Encryption, buzzword, not a silver bullet for protecting data on your servers.
In order to determine how encryption fits into server data protection, consider 4 encryption components on the server side: passwords, tables, partitions and inter-tier socket communications.
In these 4 components of a application / database server encryption policy, note that some countermeasures are required (for example one-way hashes of passwords, while other such as encrypting specify table columns may or may not be relevant to a particular application).
1. Encrypted password storage
You must encrypt passwords. It’s surprising to me how many Web sites don’t bother encrypting user passwords – See cases Universal Music Portugal where e-mail addresses and clear-text passwords are dumped on Internet.
What is more surprising is the confusion between encryption and hashing.
Don’t use AES for encrypting passwords in your MySQL or Oracle or MS SQL database. You’ll end up storing the AES key somewhere in the code and an attacker or malicious insider can read the key by opening up one of your application DLLs in Notepad++ and read that key in a jiffy and breach your entire MySQL database with a single SELECT statement.
Database user passwords should be stored as MD5 hashes, so that a user (such as a DBA) who has been granted SELECT access to the table (typically called ‘users’) cannot determine the actual password. Make sure that different instances have different salts and include some additional information in the hash.
If you use MD5 encryption for client authentication, make sure that the client hashes the password with MD5 before sending the data on the network.
2. Encrypt specific database table columns
The PostgreSQL 9.1 pgcrypto module allows certain fields to be stored encrypted. This is especially useful if some of the data is sensitive for example in the case of ePHI where the Web application needs to comply with the CFR 45 Appendix A Security rule. The client software provides the decryption key and the data is decrypted on the server and then sent to the client. In most cases the client (a database driver in an MVC application such as Ruby on Rails or CakePHP or ASP.NET MVC is also a server side resource and often lives on the same physical server as the database server. This is not a bad thing.
3. Encrypt entire data partitions
Encrypting entire data partitions has its place.
On Linux, encryption can be layered on top of a file system using a ”loopback device”. This allows an entire file system partition to be encrypted on disk, and decrypted by the operating system. Many operating systems support this functionality, including Windows.
Encrypting entire partitions is a security countermeasure for physical attacks, where the entire computer is stolen. Research we did in 2007 indicated that almost 50% of large volume data breaches employed a physical attack vector (stealing a notebook at a hotel checkin desk, hijacking a truck transporting backup tapes to Iron Mountain and smash and grab jobs where thieves know the rent-a-cop walkaround schedule and break in and steal desktop computers.
On the other hand, once the volume is mounted, the data is visible.
4. Encrypt socket communications between server tiers
SSL has it’s place, although SSL is not a silver bullet countermeasure for Microsoft Windows vulnerabilities and mobile medical devices vulnerabilities as I wrote here, here and here.
SSL connections encrypt all data sent across the network: the password, the queries, and the data returned. In database client-server connections, relational database systems such as PostgreSQL allow administrators to specify which hosts can use non-encrypted connections (host) and which require SSL-encrypted connections (hostssl). Also, clients can specify that they connect to servers only via SSL. Stunnel or SSH can also be used to encrypt transmissions.

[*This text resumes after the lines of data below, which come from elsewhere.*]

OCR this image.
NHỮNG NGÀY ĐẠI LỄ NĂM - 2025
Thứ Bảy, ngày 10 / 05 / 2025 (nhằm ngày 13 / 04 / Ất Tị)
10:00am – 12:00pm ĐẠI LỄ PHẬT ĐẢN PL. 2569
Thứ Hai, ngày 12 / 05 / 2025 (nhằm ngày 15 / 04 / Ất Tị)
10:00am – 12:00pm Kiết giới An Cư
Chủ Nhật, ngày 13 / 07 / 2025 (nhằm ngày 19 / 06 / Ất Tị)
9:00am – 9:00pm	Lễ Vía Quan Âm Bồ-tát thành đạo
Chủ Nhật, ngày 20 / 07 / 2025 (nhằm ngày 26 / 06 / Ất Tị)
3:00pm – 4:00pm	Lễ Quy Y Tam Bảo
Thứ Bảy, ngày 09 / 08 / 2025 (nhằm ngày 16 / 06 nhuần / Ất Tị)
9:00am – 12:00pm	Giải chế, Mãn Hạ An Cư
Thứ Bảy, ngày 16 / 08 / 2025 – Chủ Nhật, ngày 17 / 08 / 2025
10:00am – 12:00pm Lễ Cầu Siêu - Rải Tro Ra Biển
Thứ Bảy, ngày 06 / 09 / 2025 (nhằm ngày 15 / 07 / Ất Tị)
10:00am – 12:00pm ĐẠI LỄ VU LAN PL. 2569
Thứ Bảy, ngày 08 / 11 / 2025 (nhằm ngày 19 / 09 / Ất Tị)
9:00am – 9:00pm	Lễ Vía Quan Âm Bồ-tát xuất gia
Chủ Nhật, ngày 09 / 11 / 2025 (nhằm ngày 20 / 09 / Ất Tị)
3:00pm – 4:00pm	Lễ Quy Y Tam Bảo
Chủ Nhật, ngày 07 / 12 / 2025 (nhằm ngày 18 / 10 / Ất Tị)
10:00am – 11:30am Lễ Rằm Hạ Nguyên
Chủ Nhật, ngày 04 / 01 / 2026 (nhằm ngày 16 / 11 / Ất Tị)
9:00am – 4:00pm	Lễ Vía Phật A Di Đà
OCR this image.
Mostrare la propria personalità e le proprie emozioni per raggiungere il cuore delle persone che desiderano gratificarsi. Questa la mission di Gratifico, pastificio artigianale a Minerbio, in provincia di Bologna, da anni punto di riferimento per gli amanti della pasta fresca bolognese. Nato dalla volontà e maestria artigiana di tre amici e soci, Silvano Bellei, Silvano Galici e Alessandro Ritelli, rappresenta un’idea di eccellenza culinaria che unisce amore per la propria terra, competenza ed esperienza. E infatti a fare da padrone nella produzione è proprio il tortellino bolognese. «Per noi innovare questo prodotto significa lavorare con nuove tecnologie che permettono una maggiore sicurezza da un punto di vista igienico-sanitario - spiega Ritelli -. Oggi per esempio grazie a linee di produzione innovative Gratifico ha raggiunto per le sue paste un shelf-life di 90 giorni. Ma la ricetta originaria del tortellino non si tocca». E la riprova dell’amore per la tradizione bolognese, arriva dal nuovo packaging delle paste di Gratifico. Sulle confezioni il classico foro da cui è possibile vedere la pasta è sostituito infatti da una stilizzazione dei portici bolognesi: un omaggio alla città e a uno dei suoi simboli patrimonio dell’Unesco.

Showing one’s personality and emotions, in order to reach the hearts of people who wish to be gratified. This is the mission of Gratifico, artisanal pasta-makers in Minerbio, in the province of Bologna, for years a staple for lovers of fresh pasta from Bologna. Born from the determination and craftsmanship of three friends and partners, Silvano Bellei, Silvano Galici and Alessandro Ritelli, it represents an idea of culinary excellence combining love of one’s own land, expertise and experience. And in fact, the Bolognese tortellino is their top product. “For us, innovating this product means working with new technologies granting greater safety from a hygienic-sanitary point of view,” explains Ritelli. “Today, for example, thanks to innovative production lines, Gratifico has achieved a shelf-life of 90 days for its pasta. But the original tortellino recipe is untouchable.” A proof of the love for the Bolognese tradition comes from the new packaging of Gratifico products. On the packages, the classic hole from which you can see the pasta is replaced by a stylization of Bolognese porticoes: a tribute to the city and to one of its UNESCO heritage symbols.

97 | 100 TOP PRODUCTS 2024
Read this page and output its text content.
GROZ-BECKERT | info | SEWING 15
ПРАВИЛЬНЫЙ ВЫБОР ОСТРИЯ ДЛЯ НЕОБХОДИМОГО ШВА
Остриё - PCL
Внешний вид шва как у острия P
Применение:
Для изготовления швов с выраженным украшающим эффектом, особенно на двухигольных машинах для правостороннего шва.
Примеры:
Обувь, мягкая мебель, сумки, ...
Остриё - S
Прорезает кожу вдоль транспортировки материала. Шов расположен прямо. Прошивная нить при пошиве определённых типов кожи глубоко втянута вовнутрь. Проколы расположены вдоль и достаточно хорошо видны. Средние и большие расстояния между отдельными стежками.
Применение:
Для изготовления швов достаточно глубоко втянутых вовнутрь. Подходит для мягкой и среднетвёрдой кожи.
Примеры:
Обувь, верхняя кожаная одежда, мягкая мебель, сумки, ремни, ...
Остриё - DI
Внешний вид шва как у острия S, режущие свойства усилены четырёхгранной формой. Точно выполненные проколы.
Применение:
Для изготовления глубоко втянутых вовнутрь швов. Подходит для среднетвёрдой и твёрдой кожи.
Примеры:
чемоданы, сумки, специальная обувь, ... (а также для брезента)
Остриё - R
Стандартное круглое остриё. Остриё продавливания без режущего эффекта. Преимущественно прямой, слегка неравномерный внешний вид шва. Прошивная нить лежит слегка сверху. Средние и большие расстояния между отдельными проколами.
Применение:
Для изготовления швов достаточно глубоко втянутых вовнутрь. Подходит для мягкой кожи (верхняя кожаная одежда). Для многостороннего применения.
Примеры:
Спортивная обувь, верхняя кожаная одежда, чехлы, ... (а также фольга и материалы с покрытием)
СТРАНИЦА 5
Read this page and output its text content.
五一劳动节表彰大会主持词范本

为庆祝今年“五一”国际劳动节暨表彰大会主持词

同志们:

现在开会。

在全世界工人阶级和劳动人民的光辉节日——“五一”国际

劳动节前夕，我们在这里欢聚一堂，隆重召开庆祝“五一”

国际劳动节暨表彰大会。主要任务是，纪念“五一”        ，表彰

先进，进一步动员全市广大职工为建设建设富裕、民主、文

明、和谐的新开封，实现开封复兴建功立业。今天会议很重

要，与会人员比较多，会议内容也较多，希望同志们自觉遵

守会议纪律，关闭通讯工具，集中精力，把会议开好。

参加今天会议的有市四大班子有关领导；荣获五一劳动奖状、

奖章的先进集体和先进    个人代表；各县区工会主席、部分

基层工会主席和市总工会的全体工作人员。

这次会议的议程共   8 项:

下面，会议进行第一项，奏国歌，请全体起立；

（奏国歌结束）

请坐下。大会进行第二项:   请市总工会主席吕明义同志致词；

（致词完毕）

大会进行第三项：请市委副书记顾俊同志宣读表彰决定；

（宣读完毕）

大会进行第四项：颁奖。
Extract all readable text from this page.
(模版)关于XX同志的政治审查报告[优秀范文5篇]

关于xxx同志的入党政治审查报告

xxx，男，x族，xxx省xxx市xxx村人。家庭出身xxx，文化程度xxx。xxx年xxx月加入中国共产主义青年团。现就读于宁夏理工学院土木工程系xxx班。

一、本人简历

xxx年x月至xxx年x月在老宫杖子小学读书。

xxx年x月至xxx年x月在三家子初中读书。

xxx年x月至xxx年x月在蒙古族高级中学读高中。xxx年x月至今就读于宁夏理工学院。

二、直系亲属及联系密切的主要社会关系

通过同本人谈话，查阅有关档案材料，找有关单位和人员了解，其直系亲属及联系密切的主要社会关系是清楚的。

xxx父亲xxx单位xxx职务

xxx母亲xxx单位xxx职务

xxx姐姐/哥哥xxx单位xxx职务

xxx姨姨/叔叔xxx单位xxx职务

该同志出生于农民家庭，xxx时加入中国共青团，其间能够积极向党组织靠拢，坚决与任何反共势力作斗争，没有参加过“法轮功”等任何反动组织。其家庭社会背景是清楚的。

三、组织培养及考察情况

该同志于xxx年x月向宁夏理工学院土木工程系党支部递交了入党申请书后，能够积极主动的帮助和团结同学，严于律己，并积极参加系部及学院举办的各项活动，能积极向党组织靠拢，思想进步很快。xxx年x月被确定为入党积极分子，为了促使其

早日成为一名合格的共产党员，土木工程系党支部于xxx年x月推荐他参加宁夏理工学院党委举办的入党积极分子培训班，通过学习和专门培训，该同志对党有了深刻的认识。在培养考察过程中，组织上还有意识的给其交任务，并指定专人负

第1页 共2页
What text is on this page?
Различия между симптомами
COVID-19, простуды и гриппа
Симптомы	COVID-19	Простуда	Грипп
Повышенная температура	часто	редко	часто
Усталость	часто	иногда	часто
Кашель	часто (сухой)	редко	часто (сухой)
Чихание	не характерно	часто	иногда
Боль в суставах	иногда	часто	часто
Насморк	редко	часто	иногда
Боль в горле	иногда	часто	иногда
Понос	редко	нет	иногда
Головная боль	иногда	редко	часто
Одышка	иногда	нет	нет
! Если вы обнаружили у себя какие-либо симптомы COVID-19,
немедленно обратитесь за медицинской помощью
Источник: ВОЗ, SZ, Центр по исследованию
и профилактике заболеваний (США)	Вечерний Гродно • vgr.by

“You must encrypt passwords.”
The biggest example of why encryption is a buzzword and not a silver bullet. Rather than encrypting password, you should consider storing passwords as a hash based on both the password and something else. For example, the simplicity of the APOP command as part of the POP-3 definition is the basis of what could be used. The result of the hash and something else should be used to generate the hash that is compared to the hash stored somewhere.
This concept is touched on in the paragraph regarding database user passwords. However, since there is a known weakness in MD5 hashes where it is possible for collisions, using a hashing algorithm like Secure Hash Algorithm (SHA)-128 would be a better choice.
Using hashes rather than encrypted passwords would reveal gibberish that would hamper cryptanalysis to those thinking these are encrypted passwords.
Further, anyone who stores any private information within one or two gateways (i.e., firewalls) from the public Internet gets what they deserve. No business would put their private assets in their lobby or close to the lobby. These assets would be protected behind several layers of defenses to prevent their physical access. Why do these companies think that the electronic world is any different and store passwords within their DMZ, close to their Internet front door?
Encryption can protect data from prying eyes, but why not prevent the eyes from seeing this information to begin with? Sure, it is easier to program these systems with passwords and other information readily available for the web server. But who said that security was supposed to be easy. Making it easy for the programmers also makes it easy for the hackers. Stop taking the easy way out and think about how to mitigate the risks beyond the limits of access controls and encryption.